Conclusion
p. 239-240
Texte intégral
1L’interprétation philosophique de l’œuvre de Boccace, que nous avons ici proposée, ne suggère point un vague horizon de pensée. De même que Dante et Pétrarque, récemment admis par la critique dans l’histoire de la philosophie, Boccace intègre dans ses propres modalités poétiques de réflexion et de production des schèmes conceptuels et des grilles interprétatives empruntés à la tradition philosophique, notamment à la morale hellénistique grecque, renouvelée par la pensée latine de Cicéron et de Sénèque. Les exigences spirituelles des milieux laïcs de cour, désirant rompre à la fois avec le modèle monastique et avec la forme de vie des maîtres universitaires, ont conduit les cercles cultivés du XIVe siècle à reprendre la réflexion sur la « vie bonne », à la recherche d’une sagesse et d’une félicité mondaines, qui n’excluent certainement pas la croyance religieuse. À cet égard, l’écriture en langue vernaculaire permet une plus riche expérimentation de modèles et de solutions que la langue latine.
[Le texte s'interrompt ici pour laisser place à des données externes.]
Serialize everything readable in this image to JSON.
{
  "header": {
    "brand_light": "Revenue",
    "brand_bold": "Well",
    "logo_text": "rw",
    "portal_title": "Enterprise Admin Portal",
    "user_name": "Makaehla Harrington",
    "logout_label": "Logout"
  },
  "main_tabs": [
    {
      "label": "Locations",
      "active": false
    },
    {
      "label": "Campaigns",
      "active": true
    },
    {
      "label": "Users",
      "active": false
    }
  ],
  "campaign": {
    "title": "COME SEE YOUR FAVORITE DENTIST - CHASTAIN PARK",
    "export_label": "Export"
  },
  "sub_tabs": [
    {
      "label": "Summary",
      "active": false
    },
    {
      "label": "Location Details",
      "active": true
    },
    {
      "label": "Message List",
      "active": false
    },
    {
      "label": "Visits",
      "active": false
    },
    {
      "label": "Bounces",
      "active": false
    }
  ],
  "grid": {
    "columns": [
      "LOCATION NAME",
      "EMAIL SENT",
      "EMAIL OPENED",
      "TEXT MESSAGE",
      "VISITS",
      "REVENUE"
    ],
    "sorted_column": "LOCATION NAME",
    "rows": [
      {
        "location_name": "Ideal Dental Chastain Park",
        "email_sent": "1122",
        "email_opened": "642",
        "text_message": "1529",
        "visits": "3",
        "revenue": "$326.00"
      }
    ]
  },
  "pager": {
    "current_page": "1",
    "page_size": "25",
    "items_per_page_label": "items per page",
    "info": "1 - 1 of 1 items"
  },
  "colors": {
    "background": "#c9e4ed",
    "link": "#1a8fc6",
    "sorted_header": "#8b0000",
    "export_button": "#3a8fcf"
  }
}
2On a tenté alors de montrer que, plus qu’une fresque de la « société marchande médiévale », les nouvelles de Boccace suggèrent l’échec de la tentative de concilier la vie vertueuse avec les biens secondaires, comme la richesse, la renommée, le pouvoir. Plus qu’une description picturale, le Décaméron est une « expérience de pensée » qui, grâce à la multiplicité des points de vue et aux variations sur thème que la forme littéraire de la nouvelle permet de représenter, s’interroge sur les conséquences extrêmes qui s’ensuivent lorsque les biens secondaires « préférables » deviennent des biens « désirables », visant toujours l’acquisition d’un surcroît. C’est en efet la réflexion spécifique, issue de Cicéron et Sénèque, sur les biens préférables, les devoirs, les bienfaits, l’utilité qui fournit à Boccace la grille interprétative pour interroger le rôle de l’intérêt et de l’amour-propre dans la constitution de l’individu. Celui-ci se présente comme une entité économique, cherchant à se définir soi-même par l’accumulation et l’optimisation des biens matériels autant que symboliques. Les passions, qu’il s’agisse de l’amitié, de la gratitude ou de l’ingratitude, de la largesse, de la colère, ne sont que l’expression d’une stricte comptabilité entre le don et le dû, les dépenses et l’épargne, qui recherche toujours le profit, bien souvent aux dépens des autres, comme dans le cas de la beffa.
3Le jugement d’un écrivain n’est pas celui d’un censeur. Tant s’en faut. Il s’agit plutôt d’une expérimentation sur les multiples situations possibles, que les instruments de l’ironie, de la parodie et de l’excès permettent d’exhiber dans toute leur nature paradoxale. Comme le sage, l’écrivain aussi est allé à l’école de la morale hellénistique. Il montre le côté risible des vicissitudes humaines. Surtout il ne s’étonne de rien et a tout prévu : que le débiteur soit ingrat, l’esclave voleur, le soldat pusillanime, le prêtre hypocrite, l’ami trompeur, l’amant infidèle. Toutefois, de même que le sage, l’écrivain également ne renonce pas à s’imaginer quelle forme pourrait assumer, dans ce contexte, la « grande âme ». Il en dénonce d’abord les simulacres, comme la fausse grandeur de la colère, puis les significations périmées, comme la magnanimité ou une certaine magnificence qui ne renoncenta pas à l’amour-propre. Le désintéressement et la désappropriation de soi sont alors les figures inédites de la « grande âme », représentée par Griselda dans la dernière nouvelle. Griselda est grande par son aequanimitas, non par sa patience.
4Il ne s’agit donc pas d’une figure mariale. Le Décaméron ne met en scène ni l’itinéraire d’un chrétien, progressant du vice à la vertu, ni l’irruption du principe de plaisir dans les destinées individuelles lorsque la peste fait voler en éclats les normes linguistiques et sociales. Nulle cosmogonie dans le jardin n’est célébrée. La brigade rentre à Florence, après une parenthèse de paix, sans fonder une communauté véritable dans la durée. Elle se dissout, tout simplement. Rien ne dit que la peste soit passée. Au contraire, ces traits de suspension et d’indécision soulignent la nature expérimentale de la réflexion sur les conséquences éthiques de l’intérêt propre et sur le désintéressement comme réponse qui se soustrait souverainement à toute économie des passions, dirigée par l’amour-propre.